(3 of 4)
Time, of course, works to the terrorists' advantage. The other lesson underscored by the London bombings is that despite losing their command-and-control structures, the terrorists have adjusted. After Richard Reid's foiled attempt to detonate the bomb in his shoe on an American Airlines flight in December 2001, jihadists have mostly avoided hard targets such as planes and government buildings. Instead they attack nightclubs, hotels--and commuter rails. The newer terrorist network has found that even in a war zone like Afghanistan, spending a little on motorcycles and satellite phones can make killing infidels that much easier.

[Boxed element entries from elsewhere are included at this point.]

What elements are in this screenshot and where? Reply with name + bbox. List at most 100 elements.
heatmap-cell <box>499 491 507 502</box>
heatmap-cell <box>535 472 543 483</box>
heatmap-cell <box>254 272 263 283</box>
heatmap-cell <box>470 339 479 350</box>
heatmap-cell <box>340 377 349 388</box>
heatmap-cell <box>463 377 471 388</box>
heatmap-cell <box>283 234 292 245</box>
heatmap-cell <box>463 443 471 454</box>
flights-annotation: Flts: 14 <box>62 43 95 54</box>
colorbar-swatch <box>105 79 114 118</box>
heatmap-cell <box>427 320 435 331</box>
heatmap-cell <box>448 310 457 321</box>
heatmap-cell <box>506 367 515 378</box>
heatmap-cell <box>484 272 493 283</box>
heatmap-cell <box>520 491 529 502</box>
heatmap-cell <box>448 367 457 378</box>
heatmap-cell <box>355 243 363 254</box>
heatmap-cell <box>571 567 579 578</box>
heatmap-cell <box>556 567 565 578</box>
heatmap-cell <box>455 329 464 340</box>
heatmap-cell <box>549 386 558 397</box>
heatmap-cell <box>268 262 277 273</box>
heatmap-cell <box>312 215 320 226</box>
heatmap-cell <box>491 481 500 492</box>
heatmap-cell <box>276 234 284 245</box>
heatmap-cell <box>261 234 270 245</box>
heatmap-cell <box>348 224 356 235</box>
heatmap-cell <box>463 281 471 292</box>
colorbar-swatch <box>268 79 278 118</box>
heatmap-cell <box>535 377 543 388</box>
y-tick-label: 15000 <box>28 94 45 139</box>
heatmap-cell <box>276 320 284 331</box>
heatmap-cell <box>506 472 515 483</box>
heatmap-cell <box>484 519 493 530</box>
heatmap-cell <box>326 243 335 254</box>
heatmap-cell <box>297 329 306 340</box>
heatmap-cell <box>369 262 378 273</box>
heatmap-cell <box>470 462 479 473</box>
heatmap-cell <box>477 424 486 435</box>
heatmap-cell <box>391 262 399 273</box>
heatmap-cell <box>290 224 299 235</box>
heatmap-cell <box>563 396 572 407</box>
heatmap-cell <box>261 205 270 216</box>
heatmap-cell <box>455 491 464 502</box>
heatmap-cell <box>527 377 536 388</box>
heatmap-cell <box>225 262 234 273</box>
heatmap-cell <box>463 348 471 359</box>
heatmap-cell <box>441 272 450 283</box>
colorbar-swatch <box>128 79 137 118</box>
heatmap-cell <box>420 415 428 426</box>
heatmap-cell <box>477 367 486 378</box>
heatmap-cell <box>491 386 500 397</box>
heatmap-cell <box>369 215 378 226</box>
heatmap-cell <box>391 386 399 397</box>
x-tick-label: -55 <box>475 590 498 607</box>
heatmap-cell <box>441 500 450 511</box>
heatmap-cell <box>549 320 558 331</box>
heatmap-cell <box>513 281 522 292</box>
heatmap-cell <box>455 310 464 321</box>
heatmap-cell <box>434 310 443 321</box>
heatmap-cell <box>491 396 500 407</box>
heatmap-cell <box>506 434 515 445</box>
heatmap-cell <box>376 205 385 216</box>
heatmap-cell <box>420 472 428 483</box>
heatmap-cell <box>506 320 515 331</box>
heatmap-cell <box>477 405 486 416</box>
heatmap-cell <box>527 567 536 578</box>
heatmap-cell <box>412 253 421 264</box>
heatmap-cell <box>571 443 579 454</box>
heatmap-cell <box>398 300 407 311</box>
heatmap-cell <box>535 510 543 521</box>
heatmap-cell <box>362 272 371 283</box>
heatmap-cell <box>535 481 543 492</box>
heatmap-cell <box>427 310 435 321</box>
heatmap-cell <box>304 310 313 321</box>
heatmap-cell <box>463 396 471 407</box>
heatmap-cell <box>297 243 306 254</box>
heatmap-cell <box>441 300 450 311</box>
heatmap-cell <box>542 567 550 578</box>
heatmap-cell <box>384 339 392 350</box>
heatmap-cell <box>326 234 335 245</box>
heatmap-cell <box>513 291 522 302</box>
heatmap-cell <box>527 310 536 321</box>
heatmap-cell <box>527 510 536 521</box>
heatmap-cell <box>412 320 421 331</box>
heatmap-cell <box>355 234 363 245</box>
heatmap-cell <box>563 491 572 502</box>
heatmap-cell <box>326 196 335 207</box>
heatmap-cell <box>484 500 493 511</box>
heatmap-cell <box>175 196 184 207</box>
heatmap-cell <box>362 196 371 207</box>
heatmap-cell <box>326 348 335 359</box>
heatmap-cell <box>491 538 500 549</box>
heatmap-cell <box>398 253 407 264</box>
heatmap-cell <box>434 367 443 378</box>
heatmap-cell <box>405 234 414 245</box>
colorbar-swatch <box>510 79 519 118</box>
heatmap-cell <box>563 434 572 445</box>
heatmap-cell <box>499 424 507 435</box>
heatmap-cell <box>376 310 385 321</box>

Bin Laden, who is incommunicado anyway, isn't required to authorize such comparatively minor maleficence but merely to inspire it. "The Old Guard is all gone," says a German security official. "We are no longer dealing with the generation [that trained in Afghanistan], a close group of activists who knew each other. We are now dealing with a generation which has kept a low profile." A French official adds that this generation is "learning without leaving"--training to become jihadists right at home, through videos and the Internet. Some radical propaganda videos are now even shot or subtitled in English so Western Muslims who don't speak Arabic can understand them.
Supervising all this is a far more informal network of radical Islamists who facilitate contacts clandestinely from Europe to the Middle East, North Africa and Pakistan. "Previously, the rule always was networks were run by several jihad-hardened veterans of Bosnia, Afghanistan or Chechnya," says Denécé, a former officer in French military intelligence. "Today officials are finding groups with no foreign-trained members, and only one or two external contacts with deeper al-Qaeda roots." Cells from England to Somalia manage their own ops. Consequently, says a European-based U.S. official, "their chances are low of taking over a plane again ... But they can obviously get down into the subway system. If you make yourself a harder target, you push them to softer targets."
It's inevitable that in the wake of the London attacks, authorities in major cities will step up security measures to guard against subway bombings. But it's just as inevitable that the terrorists will shift tactics in response. There is plenty of evidence, for instance, that al-Qaeda cells are interested in getting their hands on a small amount of biological, chemical or radiological weaponry, with the intent of producing a giant death toll from a soft target. Imagine if the London bombs were filled with anthrax or sarin.